Une source sans concurrence
Les synfuels, ces carburants synthétiques obtenus à partir de sources renouvelables, en font partie. Parmi eux, la production de biofuel – carburant issu de la biomasse – est la technologie la plus avancée. Récemment, la première usine de ce type a été inaugurée en Allemagne.

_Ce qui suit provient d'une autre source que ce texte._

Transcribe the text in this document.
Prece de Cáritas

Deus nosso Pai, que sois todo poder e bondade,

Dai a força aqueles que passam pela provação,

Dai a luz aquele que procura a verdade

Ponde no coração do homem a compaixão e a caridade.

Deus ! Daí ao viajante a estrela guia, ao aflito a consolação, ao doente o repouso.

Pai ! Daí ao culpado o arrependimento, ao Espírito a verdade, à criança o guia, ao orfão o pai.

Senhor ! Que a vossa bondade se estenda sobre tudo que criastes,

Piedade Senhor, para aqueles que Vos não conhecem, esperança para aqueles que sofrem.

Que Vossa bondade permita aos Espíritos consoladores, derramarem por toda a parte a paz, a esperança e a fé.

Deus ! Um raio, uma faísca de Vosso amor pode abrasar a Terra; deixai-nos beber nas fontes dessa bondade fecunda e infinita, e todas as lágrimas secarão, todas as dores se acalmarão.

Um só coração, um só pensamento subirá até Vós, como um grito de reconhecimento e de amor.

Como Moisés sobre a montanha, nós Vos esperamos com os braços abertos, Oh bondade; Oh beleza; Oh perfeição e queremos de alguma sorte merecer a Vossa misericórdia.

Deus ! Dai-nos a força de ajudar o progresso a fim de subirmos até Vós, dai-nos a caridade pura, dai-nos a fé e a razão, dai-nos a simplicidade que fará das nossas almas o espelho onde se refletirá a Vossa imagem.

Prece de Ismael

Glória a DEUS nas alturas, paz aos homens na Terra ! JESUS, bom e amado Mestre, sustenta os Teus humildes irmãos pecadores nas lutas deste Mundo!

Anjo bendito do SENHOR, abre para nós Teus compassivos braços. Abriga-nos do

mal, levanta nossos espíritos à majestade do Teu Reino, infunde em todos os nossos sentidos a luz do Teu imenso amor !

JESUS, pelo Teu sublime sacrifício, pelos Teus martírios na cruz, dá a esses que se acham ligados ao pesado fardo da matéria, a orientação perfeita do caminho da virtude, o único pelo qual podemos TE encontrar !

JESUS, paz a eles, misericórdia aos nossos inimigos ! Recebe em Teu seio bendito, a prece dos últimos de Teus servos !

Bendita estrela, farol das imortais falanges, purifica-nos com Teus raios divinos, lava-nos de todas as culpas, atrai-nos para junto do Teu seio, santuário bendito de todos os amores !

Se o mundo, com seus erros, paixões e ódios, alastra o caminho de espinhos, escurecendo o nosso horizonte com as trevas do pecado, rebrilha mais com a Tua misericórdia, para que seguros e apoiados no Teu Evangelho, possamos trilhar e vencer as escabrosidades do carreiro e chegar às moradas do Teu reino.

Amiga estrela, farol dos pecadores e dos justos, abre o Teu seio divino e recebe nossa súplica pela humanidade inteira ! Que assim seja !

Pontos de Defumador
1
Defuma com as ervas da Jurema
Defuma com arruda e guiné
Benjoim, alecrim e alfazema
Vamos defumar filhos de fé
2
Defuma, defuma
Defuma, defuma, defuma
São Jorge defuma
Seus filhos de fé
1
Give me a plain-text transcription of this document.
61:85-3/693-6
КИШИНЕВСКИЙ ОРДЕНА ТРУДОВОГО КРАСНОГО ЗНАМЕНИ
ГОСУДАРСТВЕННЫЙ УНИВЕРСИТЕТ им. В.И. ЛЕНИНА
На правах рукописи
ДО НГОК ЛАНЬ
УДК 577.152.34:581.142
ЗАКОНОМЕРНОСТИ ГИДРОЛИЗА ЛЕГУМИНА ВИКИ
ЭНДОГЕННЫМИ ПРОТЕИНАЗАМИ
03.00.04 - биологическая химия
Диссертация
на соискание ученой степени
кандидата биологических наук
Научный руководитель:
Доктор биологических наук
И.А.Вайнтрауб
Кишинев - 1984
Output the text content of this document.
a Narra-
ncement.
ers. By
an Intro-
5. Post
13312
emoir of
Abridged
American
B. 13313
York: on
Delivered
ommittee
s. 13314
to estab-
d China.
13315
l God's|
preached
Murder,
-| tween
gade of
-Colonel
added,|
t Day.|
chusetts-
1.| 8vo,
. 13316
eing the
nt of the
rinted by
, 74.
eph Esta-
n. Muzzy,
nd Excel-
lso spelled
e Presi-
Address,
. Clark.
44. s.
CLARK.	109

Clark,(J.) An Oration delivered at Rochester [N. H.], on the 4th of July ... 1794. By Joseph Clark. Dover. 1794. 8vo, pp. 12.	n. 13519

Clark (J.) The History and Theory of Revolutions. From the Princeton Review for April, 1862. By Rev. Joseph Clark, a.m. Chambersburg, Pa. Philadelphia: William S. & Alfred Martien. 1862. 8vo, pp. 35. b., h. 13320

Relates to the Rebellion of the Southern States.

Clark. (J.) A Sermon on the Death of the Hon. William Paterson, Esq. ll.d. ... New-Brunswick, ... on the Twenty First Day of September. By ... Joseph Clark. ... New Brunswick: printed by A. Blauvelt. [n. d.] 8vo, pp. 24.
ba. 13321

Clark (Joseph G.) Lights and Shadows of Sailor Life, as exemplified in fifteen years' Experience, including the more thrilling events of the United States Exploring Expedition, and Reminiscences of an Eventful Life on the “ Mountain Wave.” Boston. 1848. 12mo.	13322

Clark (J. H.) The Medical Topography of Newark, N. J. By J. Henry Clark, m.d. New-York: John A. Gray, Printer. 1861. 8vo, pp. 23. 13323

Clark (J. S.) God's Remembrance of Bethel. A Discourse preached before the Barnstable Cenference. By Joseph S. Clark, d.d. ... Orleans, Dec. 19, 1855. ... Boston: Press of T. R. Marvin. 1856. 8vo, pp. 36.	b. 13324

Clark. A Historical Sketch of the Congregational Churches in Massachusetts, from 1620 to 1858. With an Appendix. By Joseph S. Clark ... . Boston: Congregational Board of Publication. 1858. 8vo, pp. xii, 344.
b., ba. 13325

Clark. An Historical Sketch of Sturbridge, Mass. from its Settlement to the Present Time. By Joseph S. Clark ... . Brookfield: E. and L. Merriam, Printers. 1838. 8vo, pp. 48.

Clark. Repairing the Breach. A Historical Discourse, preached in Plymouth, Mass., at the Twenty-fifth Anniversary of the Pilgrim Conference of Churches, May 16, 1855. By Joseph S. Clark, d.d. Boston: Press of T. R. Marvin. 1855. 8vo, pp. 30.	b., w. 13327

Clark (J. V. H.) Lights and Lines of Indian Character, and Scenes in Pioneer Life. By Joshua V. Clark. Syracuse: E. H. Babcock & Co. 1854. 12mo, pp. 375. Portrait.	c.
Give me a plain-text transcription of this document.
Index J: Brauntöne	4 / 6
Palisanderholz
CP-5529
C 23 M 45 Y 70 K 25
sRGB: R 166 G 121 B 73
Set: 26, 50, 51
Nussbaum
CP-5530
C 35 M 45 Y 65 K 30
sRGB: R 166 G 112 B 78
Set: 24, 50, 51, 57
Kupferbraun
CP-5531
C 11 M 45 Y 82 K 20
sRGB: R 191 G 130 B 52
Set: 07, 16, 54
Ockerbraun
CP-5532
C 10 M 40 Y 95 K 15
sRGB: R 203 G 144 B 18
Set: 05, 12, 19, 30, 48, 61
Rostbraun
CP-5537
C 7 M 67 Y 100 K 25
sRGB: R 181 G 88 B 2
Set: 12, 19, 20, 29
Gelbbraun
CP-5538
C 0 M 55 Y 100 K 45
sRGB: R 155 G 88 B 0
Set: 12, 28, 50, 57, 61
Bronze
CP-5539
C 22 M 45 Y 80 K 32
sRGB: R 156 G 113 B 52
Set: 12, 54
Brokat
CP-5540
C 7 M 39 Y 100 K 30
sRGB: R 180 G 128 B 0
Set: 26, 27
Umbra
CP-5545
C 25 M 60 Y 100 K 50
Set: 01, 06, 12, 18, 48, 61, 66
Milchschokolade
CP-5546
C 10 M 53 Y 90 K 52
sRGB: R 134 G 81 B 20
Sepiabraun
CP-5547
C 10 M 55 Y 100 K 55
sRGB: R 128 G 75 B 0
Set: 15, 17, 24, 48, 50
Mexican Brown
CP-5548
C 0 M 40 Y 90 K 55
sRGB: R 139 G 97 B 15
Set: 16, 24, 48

Le problème des synfuels? L’utilisation de la biomasse par les biofuels crée une rivalité avec l’industrie alimentaire. Quant aux e-fuels – carburants produits à l’aide d’électricité d’origine éolienne ou hydraulique –, ils réclament beaucoup d’électricité, ce qui entre en concurrence avec les autres secteurs où la consommation est en augmentation.
La production de synfuels nécessite en effet d’énormes quantités d’énergie, étant donné que ces carburants ne peuvent être élaborés qu’à très haute température. Alors, pourquoi ne pas utiliser la plus grande boule de feu qui se trouve à proximité de nous, à savoir le soleil? Aussitôt dit, aussitôt fait: la spin-off de l’EPFZ, au nom futuriste et poétique de Synhelion, a développé la technologie pour le faire.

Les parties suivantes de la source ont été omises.